Coleridge, Biographia Literaria (1817): focuses on himself as a poet, not as a man. Origin of the Lyrical Ballads (with Wordsworth): “the willing suspension of disbelief for the moment, which constitutes poetic faith.” “Kubla Khan” (1816): the poet as an inspired genius — the poet is merely a medium for creation.

English French
To be endowed with Être doté de
Innate Inné

📐 B — Mixing fact and fiction

Self-fiction: Charles Bukowski transposed his life as an alcoholic outcast into novels (“In my work, as a writer, I only photograph, in words, what I see”).
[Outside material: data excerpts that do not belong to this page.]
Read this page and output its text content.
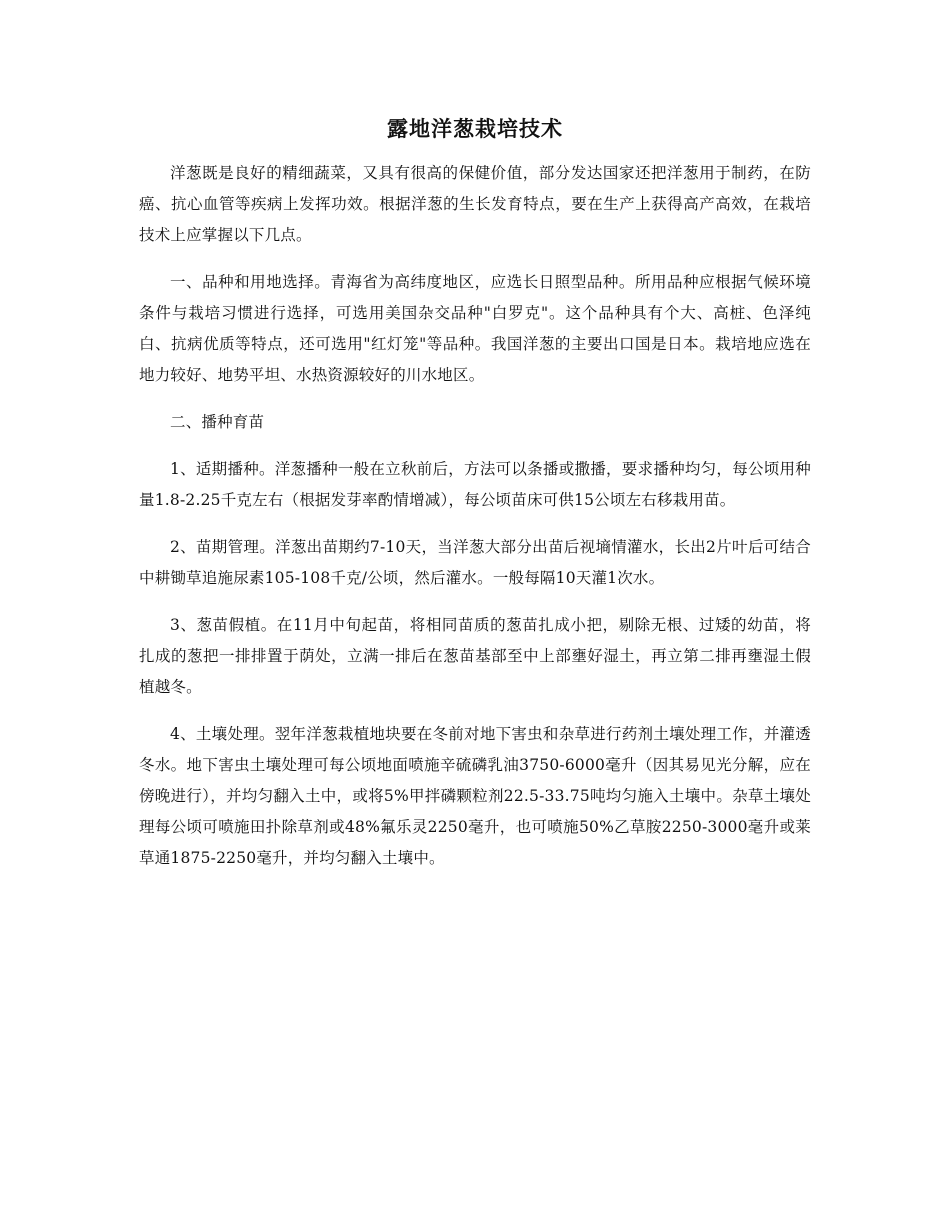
露地洋葱栽培技术

洋葱既是良好的精细蔬菜，又具有很高的保健价值，部分发达国家还把洋葱用于制药，在防癌、抗心血管等疾病上发挥功效。根据洋葱的生长发育特点，要在生产上获得高产高效，在栽培技术上应掌握以下几点。

一、品种和用地选择。青海省为高纬度地区，应选长日照型品种。所用品种应根据气候环境条件与栽培习惯进行选择，可选用美国杂交品种"白罗克"。这个品种具有个大、高桩、色泽纯白、抗病优质等特点，还可选用"红灯笼"等品种。我国洋葱的主要出口国是日本。栽培地应选在地力较好、地势平坦、水热资源较好的川水地区。

二、播种育苗

1、适期播种。洋葱播种一般在立秋前后，方法可以条播或撒播，要求播种均匀，每公顷用种量1.8-2.25千克左右（根据发芽率酌情增减），每公顷苗床可供15公顷左右移栽用苗。

2、苗期管理。洋葱出苗期约7-10天，当洋葱大部分出苗后视墒情灌水，长出2片叶后可结合中耕锄草追施尿素105-108千克/公顷，然后灌水。一般每隔10天灌1次水。

3、葱苗假植。在11月中旬起苗，将相同苗质的葱苗扎成小把，剔除无根、过矮的幼苗，将扎成的葱把一排排置于荫处，立满一排后在葱苗基部至中上部壅好湿土，再立第二排再壅湿土假植越冬。

4、土壤处理。翌年洋葱栽植地块要在冬前对地下害虫和杂草进行药剂土壤处理工作，并灌透冬水。地下害虫土壤处理可每公顷地面喷施辛硫磷乳油3750-6000毫升（因其易见光分解，应在傍晚进行），并均匀翻入土中，或将5%甲拌磷颗粒剂22.5-33.75吨均匀施入土壤中。杂草土壤处理每公顷可喷施田扑除草剂或48%氟乐灵2250毫升，也可喷施50%乙草胺2250-3000毫升或莱草通1875-2250毫升，并均匀翻入土壤中。
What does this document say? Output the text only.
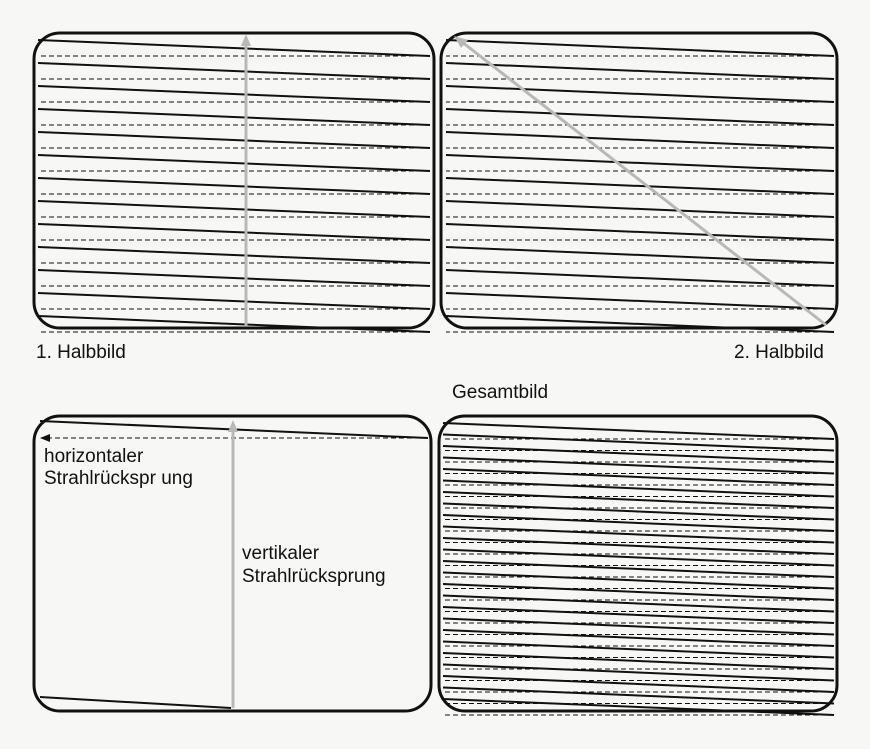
1. Halbbild	2. Halbbild
Gesamtbild
horizontaler
Strahlrückspr ung
vertikaler
Strahlrücksprung
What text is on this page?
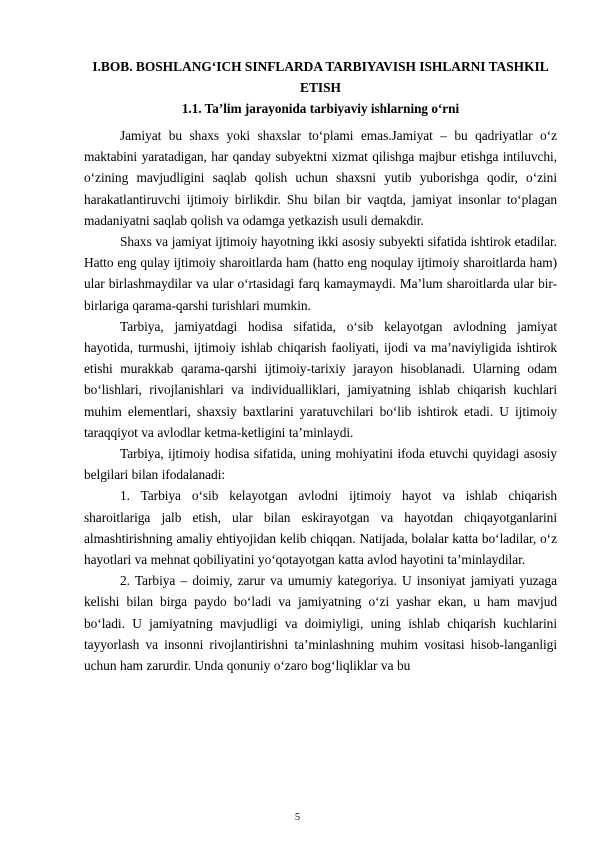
I.BOB. BOSHLANG‘ICH SINFLARDA TARBIYAVISH ISHLARNI TASHKIL ETISH
1.1. Ta’lim jarayonida tarbiyaviy ishlarning o‘rni

Jamiyat bu shaxs yoki shaxslar to‘plami emas.Jamiyat – bu qadriyatlar o‘z maktabini yaratadigan, har qanday subyektni xizmat qilishga majbur etishga intiluvchi, o‘zining mavjudligini saqlab qolish uchun shaxsni yutib yuborishga qodir, o‘zini harakatlantiruvchi ijtimoiy birlikdir. Shu bilan bir vaqtda, jamiyat insonlar to‘plagan madaniyatni saqlab qolish va odamga yetkazish usuli demakdir.

Shaxs va jamiyat ijtimoiy hayotning ikki asosiy subyekti sifatida ishtirok etadilar. Hatto eng qulay ijtimoiy sharoitlarda ham (hatto eng noqulay ijtimoiy sharoitlarda ham) ular birlashmaydilar va ular o‘rtasidagi farq kamaymaydi. Ma’lum sharoitlarda ular bir-birlariga qarama-qarshi turishlari mumkin.

Tarbiya, jamiyatdagi hodisa sifatida, o‘sib kelayotgan avlodning jamiyat hayotida, turmushi, ijtimoiy ishlab chiqarish faoliyati, ijodi va ma’naviyligida ishtirok etishi murakkab qarama-qarshi ijtimoiy-tarixiy jarayon hisoblanadi. Ularning odam bo‘lishlari, rivojlanishlari va individualliklari, jamiyatning ishlab chiqarish kuchlari muhim elementlari, shaxsiy baxtlarini yaratuvchilari bo‘lib ishtirok etadi. U ijtimoiy taraqqiyot va avlodlar ketma-ketligini ta’minlaydi.

Tarbiya, ijtimoiy hodisa sifatida, uning mohiyatini ifoda etuvchi quyidagi asosiy belgilari bilan ifodalanadi:

1. Tarbiya o‘sib kelayotgan avlodni ijtimoiy hayot va ishlab chiqarish sharoitlariga jalb etish, ular bilan eskirayotgan va hayotdan chiqayotganlarini almashtirishning amaliy ehtiyojidan kelib chiqqan. Natijada, bolalar katta bo‘ladilar, o‘z hayotlari va mehnat qobiliyatini yo‘qotayotgan katta avlod hayotini ta’minlaydilar.

2. Tarbiya – doimiy, zarur va umumiy kategoriya. U insoniyat jamiyati yuzaga kelishi bilan birga paydo bo‘ladi va jamiyatning o‘zi yashar ekan, u ham mavjud bo‘ladi. U jamiyatning mavjudligi va doimiyligi, uning ishlab chiqarish kuchlarini tayyorlash va insonni rivojlantirishni ta’minlashning muhim vositasi hisob-langanligi uchun ham zarurdir. Unda qonuniy o‘zaro bog‘liqliklar va bu

5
Tennessee Williams, Suddenly Last Summer: autobiographical play about concealing homosexuality and his sister’s lobotomy → cathartic.

Fictitious biography: Virginia Woolf, Orlando (1928): Elizabethan poet transforms into a woman overnight. Modelled on Vita Sackville-West. Demonstrates gender as a social construct: “clothes have… more important offices than merely to keep us warm. They change our view of the world and the world’s view of us.”

Self-fiction in cinema: Woody Allen, Manhattan (1979): Allen plays Isaac Davis, a Jewish writer whose story echoes Allen’s own. “New York was his town, and it always would be.” → self-mockery as a way to avoid taking himself too seriously.

English French
Through the lens of Par le prisme de
Eventful Mouvementé/bien rempli
A womanizer Un homme à femmes
Lecherous Porté sur le sexe
To wallow in Se complaire dans
An impediment Un obstacle/entrave
Sartorial Vestimentaire

💡 Key takeaway

Autobiography is never purely factual. Childhood recollections (Lee) blend the child’s perspective with adult nostalgia. Memoirs (Churchill) bear witness from the inside. Fiction enables writers (Bukowski, Woolf, Allen) to explore possibilities and reinvent themselves through the lens of storytelling.